Talk about friends in time of need. Everyone already seems to be eulogizing President Mubarak's rule. Exactly at a time that encouragement and support are needed most, everyone seems to have disappeared.
If the strongest of the Arab countries falls, the rest will undoubted follow. If Egypt tumbles, then Saudi Arabia, already in the range of missiles, will experience an exodus from the Holy Land to a less precarious life in American exile. They, the leaders of the Arab world, should have immediately come out and say, in response to the US threats against President Mubarak: "We are making $1.5b available to President Mubarak and to his people, the nation of Egypt."
There are two very active participants as the players on the global chessboard rearrange positions: Iran and the United States of America. One is left to wonder which, if not both, are instigating current events.
As individuals, we are attracted to power, or the image thereof. It can be someone with a lot of money or another working for a large institution. We often assign to their opinions and statements great value, only because of the association with wealth or institutional power. Likewise, when countries around the Middle East look around, they see Iran leading, setting the pace and visibly taking a position.
Immediately following Iran is Hamas and Hezbollah, both financed and armed by Iran.
The bully and its cronies are neither afraid nor hesitant. It is their party; it is their homerun.
Turkey tried to re-assert its position as the leader of the Islamic world, thus alienating itself from the West, particularly Europe, and thereby losing popularity in the Arab world.
Thus, on the Middle East chessboard, there is just one main player at the moment: IRAN.
The other player is the hated Satan, the Devil with all its pretended might--America. While Iran seems to be commenting, the USA has taken a leading role in promoting the uprising in Egypt.

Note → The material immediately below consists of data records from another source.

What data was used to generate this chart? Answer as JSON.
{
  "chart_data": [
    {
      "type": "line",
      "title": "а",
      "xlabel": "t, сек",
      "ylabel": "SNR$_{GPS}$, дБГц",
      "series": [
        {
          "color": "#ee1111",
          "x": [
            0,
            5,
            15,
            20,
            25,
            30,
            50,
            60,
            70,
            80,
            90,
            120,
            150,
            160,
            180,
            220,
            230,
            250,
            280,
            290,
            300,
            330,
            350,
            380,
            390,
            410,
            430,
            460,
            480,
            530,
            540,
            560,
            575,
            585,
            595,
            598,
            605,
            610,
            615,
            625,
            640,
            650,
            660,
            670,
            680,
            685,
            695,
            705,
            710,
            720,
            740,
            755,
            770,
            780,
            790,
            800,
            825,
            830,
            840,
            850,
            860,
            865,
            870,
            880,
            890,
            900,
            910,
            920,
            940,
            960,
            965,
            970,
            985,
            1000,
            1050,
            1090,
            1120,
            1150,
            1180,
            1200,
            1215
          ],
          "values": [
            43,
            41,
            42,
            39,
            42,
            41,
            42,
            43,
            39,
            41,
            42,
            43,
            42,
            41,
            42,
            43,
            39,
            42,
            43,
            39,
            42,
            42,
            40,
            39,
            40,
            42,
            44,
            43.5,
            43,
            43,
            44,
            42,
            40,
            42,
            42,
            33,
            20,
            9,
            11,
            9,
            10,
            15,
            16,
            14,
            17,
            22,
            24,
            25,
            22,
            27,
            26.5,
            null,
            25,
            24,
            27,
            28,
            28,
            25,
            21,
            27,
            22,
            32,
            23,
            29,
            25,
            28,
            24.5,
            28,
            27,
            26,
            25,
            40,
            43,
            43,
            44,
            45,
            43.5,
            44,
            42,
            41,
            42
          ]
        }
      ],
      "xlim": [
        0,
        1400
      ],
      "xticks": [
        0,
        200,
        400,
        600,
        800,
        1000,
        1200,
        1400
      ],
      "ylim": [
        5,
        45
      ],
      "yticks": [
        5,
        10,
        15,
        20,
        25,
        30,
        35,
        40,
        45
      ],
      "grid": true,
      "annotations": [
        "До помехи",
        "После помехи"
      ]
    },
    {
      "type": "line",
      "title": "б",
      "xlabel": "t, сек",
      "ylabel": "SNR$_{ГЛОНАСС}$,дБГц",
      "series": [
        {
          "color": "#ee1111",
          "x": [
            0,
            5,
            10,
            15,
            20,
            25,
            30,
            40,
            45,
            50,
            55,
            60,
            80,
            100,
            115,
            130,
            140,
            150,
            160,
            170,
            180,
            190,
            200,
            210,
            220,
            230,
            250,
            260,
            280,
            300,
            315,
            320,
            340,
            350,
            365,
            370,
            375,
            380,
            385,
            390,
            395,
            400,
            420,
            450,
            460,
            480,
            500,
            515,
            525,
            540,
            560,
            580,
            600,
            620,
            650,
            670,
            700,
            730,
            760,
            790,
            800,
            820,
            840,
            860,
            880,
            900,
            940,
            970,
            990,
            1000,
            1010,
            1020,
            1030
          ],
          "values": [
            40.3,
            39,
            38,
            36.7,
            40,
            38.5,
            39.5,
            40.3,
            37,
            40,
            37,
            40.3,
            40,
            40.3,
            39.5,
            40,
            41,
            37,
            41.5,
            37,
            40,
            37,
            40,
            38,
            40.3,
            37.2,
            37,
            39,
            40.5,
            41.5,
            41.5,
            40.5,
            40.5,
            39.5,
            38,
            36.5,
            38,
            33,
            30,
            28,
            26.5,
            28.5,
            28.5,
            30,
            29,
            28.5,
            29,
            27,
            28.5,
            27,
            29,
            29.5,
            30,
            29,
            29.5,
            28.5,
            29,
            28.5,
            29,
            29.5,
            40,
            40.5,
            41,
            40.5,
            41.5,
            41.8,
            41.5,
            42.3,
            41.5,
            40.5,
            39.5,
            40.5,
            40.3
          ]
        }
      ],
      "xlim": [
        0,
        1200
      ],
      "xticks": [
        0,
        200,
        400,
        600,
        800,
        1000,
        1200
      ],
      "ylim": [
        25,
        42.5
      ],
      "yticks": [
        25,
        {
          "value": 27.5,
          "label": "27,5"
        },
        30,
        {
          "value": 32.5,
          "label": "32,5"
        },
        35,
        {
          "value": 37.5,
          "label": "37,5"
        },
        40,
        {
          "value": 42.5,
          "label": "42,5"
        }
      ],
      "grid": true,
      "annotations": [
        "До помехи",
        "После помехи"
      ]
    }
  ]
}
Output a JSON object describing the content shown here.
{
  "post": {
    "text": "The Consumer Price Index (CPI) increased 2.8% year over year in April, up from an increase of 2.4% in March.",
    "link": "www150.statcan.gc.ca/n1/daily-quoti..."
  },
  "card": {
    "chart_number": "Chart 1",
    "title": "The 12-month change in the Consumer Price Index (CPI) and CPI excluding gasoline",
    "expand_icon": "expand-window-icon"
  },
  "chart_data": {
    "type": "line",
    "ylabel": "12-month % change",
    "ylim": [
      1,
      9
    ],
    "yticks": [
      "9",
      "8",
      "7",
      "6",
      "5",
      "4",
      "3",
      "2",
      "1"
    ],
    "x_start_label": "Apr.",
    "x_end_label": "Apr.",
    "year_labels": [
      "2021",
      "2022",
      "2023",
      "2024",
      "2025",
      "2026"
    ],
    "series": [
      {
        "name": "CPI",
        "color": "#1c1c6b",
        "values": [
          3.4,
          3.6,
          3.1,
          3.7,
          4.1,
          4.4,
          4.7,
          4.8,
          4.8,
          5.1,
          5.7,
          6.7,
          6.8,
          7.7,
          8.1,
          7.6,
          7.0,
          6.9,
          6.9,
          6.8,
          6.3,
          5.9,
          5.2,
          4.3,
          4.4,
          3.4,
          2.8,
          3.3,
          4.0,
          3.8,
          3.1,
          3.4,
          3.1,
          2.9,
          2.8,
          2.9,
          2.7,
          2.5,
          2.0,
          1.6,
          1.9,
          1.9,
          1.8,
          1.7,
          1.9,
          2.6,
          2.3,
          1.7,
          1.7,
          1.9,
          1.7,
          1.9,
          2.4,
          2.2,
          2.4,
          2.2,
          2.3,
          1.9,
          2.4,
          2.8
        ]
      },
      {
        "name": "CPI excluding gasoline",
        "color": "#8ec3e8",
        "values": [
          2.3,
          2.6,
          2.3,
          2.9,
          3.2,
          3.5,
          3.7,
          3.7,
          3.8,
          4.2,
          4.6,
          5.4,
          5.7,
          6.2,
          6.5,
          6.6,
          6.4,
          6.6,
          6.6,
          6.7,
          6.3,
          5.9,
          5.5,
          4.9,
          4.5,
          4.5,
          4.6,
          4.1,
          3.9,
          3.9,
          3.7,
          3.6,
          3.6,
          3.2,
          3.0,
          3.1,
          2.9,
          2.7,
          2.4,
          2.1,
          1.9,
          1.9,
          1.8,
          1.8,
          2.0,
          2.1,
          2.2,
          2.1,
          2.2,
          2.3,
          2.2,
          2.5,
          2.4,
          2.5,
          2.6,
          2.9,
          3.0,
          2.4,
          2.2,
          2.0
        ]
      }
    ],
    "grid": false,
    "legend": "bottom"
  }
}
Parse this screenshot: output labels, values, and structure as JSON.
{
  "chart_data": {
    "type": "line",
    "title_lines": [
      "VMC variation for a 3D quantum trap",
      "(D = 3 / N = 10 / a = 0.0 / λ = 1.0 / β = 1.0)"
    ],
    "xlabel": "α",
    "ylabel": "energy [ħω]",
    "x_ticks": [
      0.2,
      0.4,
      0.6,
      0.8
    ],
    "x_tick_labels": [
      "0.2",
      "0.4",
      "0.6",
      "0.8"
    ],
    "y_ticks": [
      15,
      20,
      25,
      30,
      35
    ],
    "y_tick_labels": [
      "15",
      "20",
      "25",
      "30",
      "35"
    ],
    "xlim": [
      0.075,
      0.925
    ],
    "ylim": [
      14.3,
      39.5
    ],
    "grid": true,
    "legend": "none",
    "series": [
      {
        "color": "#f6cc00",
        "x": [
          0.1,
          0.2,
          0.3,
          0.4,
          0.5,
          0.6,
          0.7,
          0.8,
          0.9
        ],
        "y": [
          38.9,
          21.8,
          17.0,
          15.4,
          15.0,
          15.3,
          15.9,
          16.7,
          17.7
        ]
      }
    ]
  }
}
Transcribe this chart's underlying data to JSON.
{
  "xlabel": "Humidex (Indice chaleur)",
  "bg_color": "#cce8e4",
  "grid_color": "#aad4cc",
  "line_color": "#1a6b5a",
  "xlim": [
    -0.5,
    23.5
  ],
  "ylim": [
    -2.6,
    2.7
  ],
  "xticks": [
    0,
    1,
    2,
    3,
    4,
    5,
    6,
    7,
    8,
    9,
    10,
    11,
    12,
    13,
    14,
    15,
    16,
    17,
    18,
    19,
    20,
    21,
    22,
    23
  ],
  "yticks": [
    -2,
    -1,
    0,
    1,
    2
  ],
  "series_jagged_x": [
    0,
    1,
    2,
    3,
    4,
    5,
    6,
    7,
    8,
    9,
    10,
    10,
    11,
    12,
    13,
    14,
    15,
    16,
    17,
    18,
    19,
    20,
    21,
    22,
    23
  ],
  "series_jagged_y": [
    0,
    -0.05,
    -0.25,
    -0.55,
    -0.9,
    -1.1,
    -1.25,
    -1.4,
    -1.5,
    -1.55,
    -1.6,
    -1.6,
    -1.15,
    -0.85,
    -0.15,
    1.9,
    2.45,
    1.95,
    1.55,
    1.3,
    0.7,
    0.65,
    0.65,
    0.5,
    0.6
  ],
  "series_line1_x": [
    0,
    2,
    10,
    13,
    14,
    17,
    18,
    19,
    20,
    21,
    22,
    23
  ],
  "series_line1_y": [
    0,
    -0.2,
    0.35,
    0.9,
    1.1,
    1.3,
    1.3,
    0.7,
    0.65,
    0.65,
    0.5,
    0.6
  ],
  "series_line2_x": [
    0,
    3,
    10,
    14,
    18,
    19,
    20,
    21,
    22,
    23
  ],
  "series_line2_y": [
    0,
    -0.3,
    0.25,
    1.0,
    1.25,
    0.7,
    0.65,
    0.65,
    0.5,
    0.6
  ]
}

There are reports that the uprising is a direct result of American incitement of the past two and a half years, active undermining of Mubarak's rule by the USA while pretending to be a respectful friend.
While these reports may be exaggerated, they are not just conspiracy theories. The US Administration has not shied away from being actively involved during the last few days. "Democracy" is heard time and again, and instead of supporting President Mubarak, the Obama-Biden-Clinton team has done everything outwardly possibly to further undermine his administration.
From where does this newly found animosity come? Nobel Laureate Obama in his Cairo Speech in 2009 dedicated a whole section to Democracy in the Middle East, yet, not one word about Egypt. Is it possible that as he stood and bowed to the Muslim World all the while he was dispatching his forces (the CIA, NGOs financed by the Federal Government and others) to work against the Mubarak regime?
If these are your friends, there is no need for enemies. America has sent a clear signal to the other Arab rulers--our word is worthless, our friendship superficial and our loyalties will change as the wind blows.